Giving up on justice, but continuing to shine a light
Thoughts on being cancelled, four years later
By now I’m certain you’ve all heard the news out of Texas: two whistleblowers from Texas Children’s Hospital – where children were undergoing secret medical transitions – now have federal agents breathing down their necks. Dr. Eithan Haim, 33, is facing imprisonment for exposing the hospital’s lies. Nurse Vanessa Sivadge had the FBI knock on her door after she revealed the hospital’s physicians were illegally using Medicaid benefits to offer sex-change procedures to minors.
Haim, in particular, has paid a heavy personal cost; in addition to facing years in prison, his family paid a heavy financial price. He spent everything he had on legal bills. There is no end in sight to his legal troubles. Hard-left activists have targeted his employment and defamed him (as they do, the twits that they are).
Haim is raising money for the ongoing legal battle. On his fundraising page, something he wrote struck my heart like a thunderbolt:
“I do not bring this up to cast myself as the victim or grift for sympathy - because at the end of the day self-pity does nothing for you. We see this as the exact opposite - a once-in-a-lifetime opportunity to stand up for what is right and against those who abuse their authority to silence those who speak the truth. In this way the costs are miniscule. Whatever we have paid - whether financial, emotional, or career-wise - has been well worth it.”
Haim’s framing of his battle as an opportunity reinvigorated me, four years into my own battle.
I have a confession: I have given up on justice in my personal fight against cancellation. There is no verdict, yet, from my case with the BC College of Nurses and Midwives. I do hope that the panel (the “jury”) rules fairly—if only so that the nursing profession’s reputation in BC isn’t totally ruined. (We need nurses, and we need people to want to become nurses.) But overall? I have given up. It used to be about both “the cause” and my personal vindication. I obsessed over not losing: my case, my job, my profession, my reputation, my safety—anything at all. I wouldn’t hand a single thing over. I refused to consider making a single concession. I refused to envision anything except complete victory.
But there’s a problem: It's enormously mentally taxing to feel that way. It is an incredible burden to take every jab, and every bad day, and every minor setback as an unacceptable outcome that is within your power to either prevent, stop, or make right. The list of grievances piles up. The list of people you need to prove wrong piles up. The list of future defamation suits grows. The words you can say that might finally change the minds of the fiendish bigots who seek to destroy you flitter through your mind at all hours, day in and day out. It’s tempting to feel this way—obsessed with winning—because it allows you to pretend that you retain some aspect of control over the mechanisms behind your own cancellation. But you don’t. You don’t have any control over being cancelled. To think you do is to stand below an approaching avalanche and fantasize that your willpower can keep it from enveloping you. It won’t. I have no control.
Without saying too much—I can’t, for legal reasons—know this: Every time you see a public fight, there is so much more happening in private. There are more legal maneuvers, more players, more cases, more abuses. There is so much more.

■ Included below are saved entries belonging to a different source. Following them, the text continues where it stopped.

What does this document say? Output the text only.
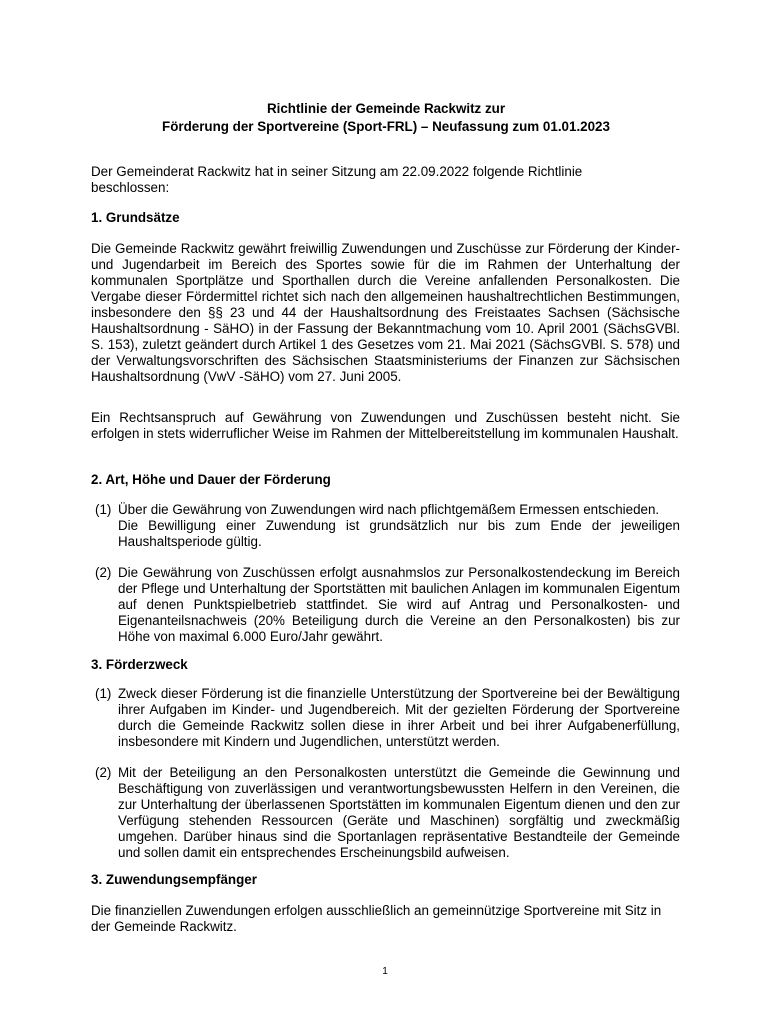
Richtlinie der Gemeinde Rackwitz zur
Förderung der Sportvereine (Sport-FRL) – Neufassung zum 01.01.2023

Der Gemeinderat Rackwitz hat in seiner Sitzung am 22.09.2022 folgende Richtlinie beschlossen:

1. Grundsätze

Die Gemeinde Rackwitz gewährt freiwillig Zuwendungen und Zuschüsse zur Förderung der Kinder- und Jugendarbeit im Bereich des Sportes sowie für die im Rahmen der Unterhaltung der kommunalen Sportplätze und Sporthallen durch die Vereine anfallenden Personalkosten. Die Vergabe dieser Fördermittel richtet sich nach den allgemeinen haushaltrechtlichen Bestimmungen, insbesondere den §§ 23 und 44 der Haushaltsordnung des Freistaates Sachsen (Sächsische Haushaltsordnung - SäHO) in der Fassung der Bekanntmachung vom 10. April 2001 (SächsGVBl. S. 153), zuletzt geändert durch Artikel 1 des Gesetzes vom 21. Mai 2021 (SächsGVBl. S. 578) und der Verwaltungsvorschriften des Sächsischen Staatsministeriums der Finanzen zur Sächsischen Haushaltsordnung (VwV -SäHO) vom 27. Juni 2005.

Ein Rechtsanspruch auf Gewährung von Zuwendungen und Zuschüssen besteht nicht. Sie erfolgen in stets widerruflicher Weise im Rahmen der Mittelbereitstellung im kommunalen Haushalt.

2. Art, Höhe und Dauer der Förderung

(1) Über die Gewährung von Zuwendungen wird nach pflichtgemäßem Ermessen entschieden.

Die Bewilligung einer Zuwendung ist grundsätzlich nur bis zum Ende der jeweiligen Haushaltsperiode gültig.

(2) Die Gewährung von Zuschüssen erfolgt ausnahmslos zur Personalkostendeckung im Bereich der Pflege und Unterhaltung der Sportstätten mit baulichen Anlagen im kommunalen Eigentum auf denen Punktspielbetrieb stattfindet. Sie wird auf Antrag und Personalkosten- und Eigenanteilsnachweis (20% Beteiligung durch die Vereine an den Personalkosten) bis zur Höhe von maximal 6.000 Euro/Jahr gewährt.

3. Förderzweck

(1) Zweck dieser Förderung ist die finanzielle Unterstützung der Sportvereine bei der Bewältigung ihrer Aufgaben im Kinder- und Jugendbereich. Mit der gezielten Förderung der Sportvereine durch die Gemeinde Rackwitz sollen diese in ihrer Arbeit und bei ihrer Aufgabenerfüllung, insbesondere mit Kindern und Jugendlichen, unterstützt werden.

(2) Mit der Beteiligung an den Personalkosten unterstützt die Gemeinde die Gewinnung und Beschäftigung von zuverlässigen und verantwortungsbewussten Helfern in den Vereinen, die zur Unterhaltung der überlassenen Sportstätten im kommunalen Eigentum dienen und den zur Verfügung stehenden Ressourcen (Geräte und Maschinen) sorgfältig und zweckmäßig umgehen. Darüber hinaus sind die Sportanlagen repräsentative Bestandteile der Gemeinde und sollen damit ein entsprechendes Erscheinungsbild aufweisen.

3. Zuwendungsempfänger

Die finanziellen Zuwendungen erfolgen ausschließlich an gemeinnützige Sportvereine mit Sitz in der Gemeinde Rackwitz.

1
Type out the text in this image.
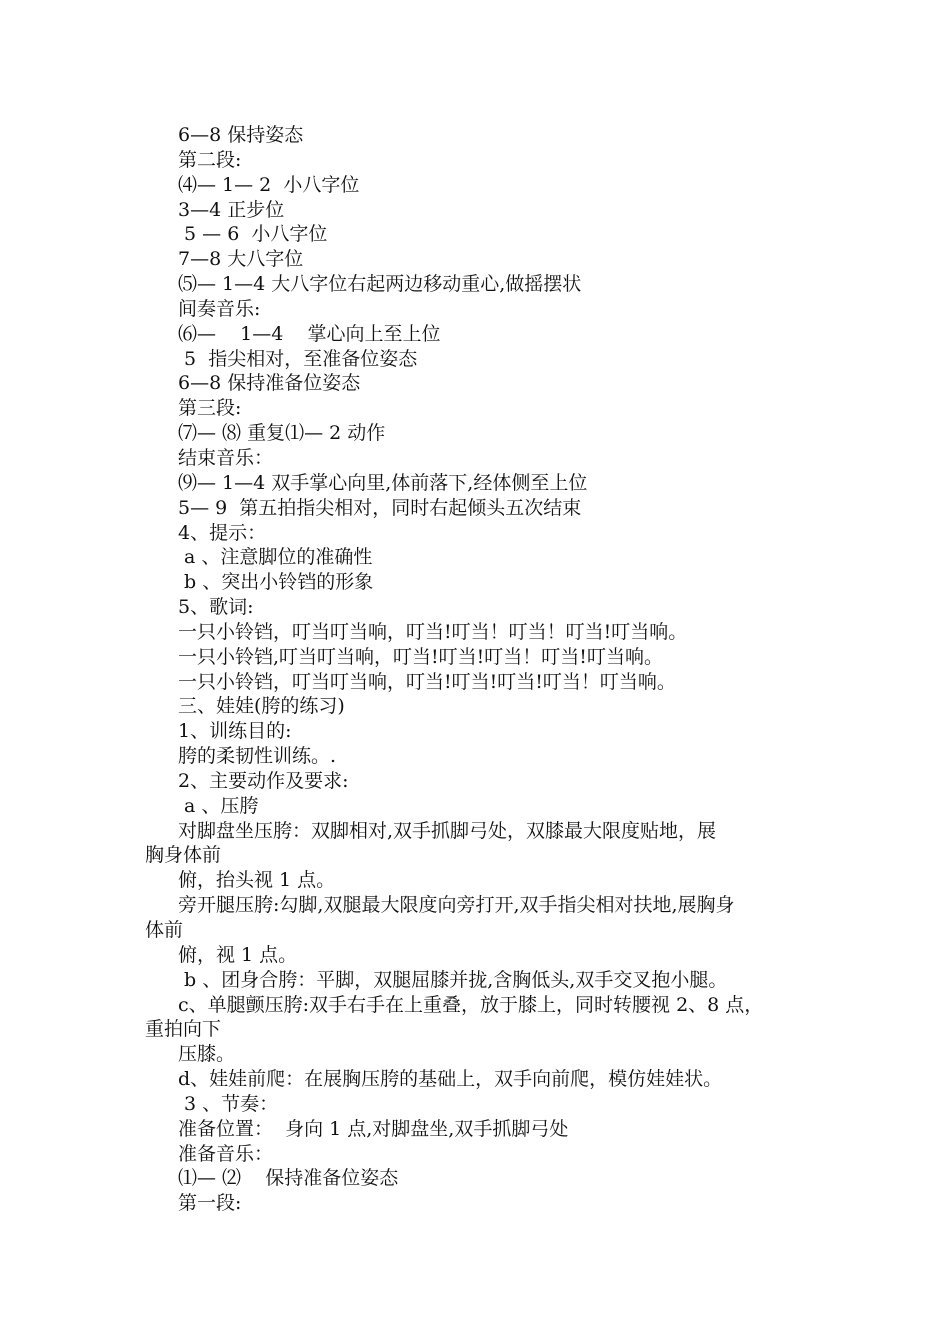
6—8 保持姿态
第二段:
⑷— 1— 2  小八字位
3—4 正步位
5 — 6  小八字位
7—8 大八字位
⑸— 1—4 大八字位右起两边移动重心,做摇摆状
间奏音乐:
⑹—    1—4    掌心向上至上位
5  指尖相对，至准备位姿态
6—8 保持准备位姿态
第三段:
⑺— ⑻ 重复⑴— 2 动作
结束音乐：
⑼— 1—4 双手掌心向里,体前落下,经体侧至上位
5— 9  第五拍指尖相对，同时右起倾头五次结束
4、提示：
a 、注意脚位的准确性
b 、突出小铃铛的形象
5、歌词:
一只小铃铛，叮当叮当响，叮当!叮当！叮当！叮当!叮当响。
一只小铃铛,叮当叮当响，叮当!叮当!叮当！叮当!叮当响。
一只小铃铛，叮当叮当响，叮当!叮当!叮当!叮当！叮当响。
三、娃娃(胯的练习)
1、训练目的:
胯的柔韧性训练。.
2、主要动作及要求:
a 、压胯
对脚盘坐压胯：双脚相对,双手抓脚弓处，双膝最大限度贴地，展
胸身体前
俯，抬头视 1 点。
旁开腿压胯:勾脚,双腿最大限度向旁打开,双手指尖相对扶地,展胸身
体前
俯，视 1 点。
b 、团身合胯：平脚，双腿屈膝并拢,含胸低头,双手交叉抱小腿。
c、单腿颤压胯:双手右手在上重叠，放于膝上，同时转腰视 2、8 点，
重拍向下
压膝。
d、娃娃前爬：在展胸压胯的基础上，双手向前爬，模仿娃娃状。
3 、节奏：
准备位置：  身向 1 点,对脚盘坐,双手抓脚弓处
准备音乐：
⑴— ⑵    保持准备位姿态
第一段:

The failures and losses that terrified me do not terrify me any longer. I’ve given up on justice for myself. I’ve imagined the worst-case scenario, had nightmares about it, planned on how to avoid it at all costs—and then realized that it was happening anyways. And I’m still breathing.
Like Haim, I also believe that it’s an honour and an opportunity to fight this fight and to shout the truth right into the ugly maw of every authoritarian fanatic who thinks that women have penises or that children sometimes need to be sterilized and mutilated for their own good. It’s a miracle that these cultists don’t suffocate under piles of their own bullshit.
I haven’t felt this strong before. I don’t need vindication, in this lifetime or 100 years after I am gone. That’s irrelevant.
It is at this point—the point where you feel there’s nothing left to lose but you’re still standing and you’re still angry, and still fighting—where the mob needs to start fearing you. When you attempt to take everything away from someone, don’t forget that you’re also taking away their fear.
The plan: to fight like hell, all the way down, and shine a light on all of it.
xo
Amy
Amy you are my heroine. A RN off work after a punch to my head by male Psyc client I have ptsd. My life as I knew it is over. YOU ARE an inspiration to this GC 58 yr woman in NZ. please know you are letting the light shine on our captured controlled profession. Thankyou.
Happy to donate what little I am able. The Christian overtones of everything, put me off, but I plugged my nose. I am putting all my "cosmic" energy into getting the correct judgement in your case. The world has gone mad. Many people are voting Conservative in Canada ONLY because of the gender issue and I fear for the future for us all.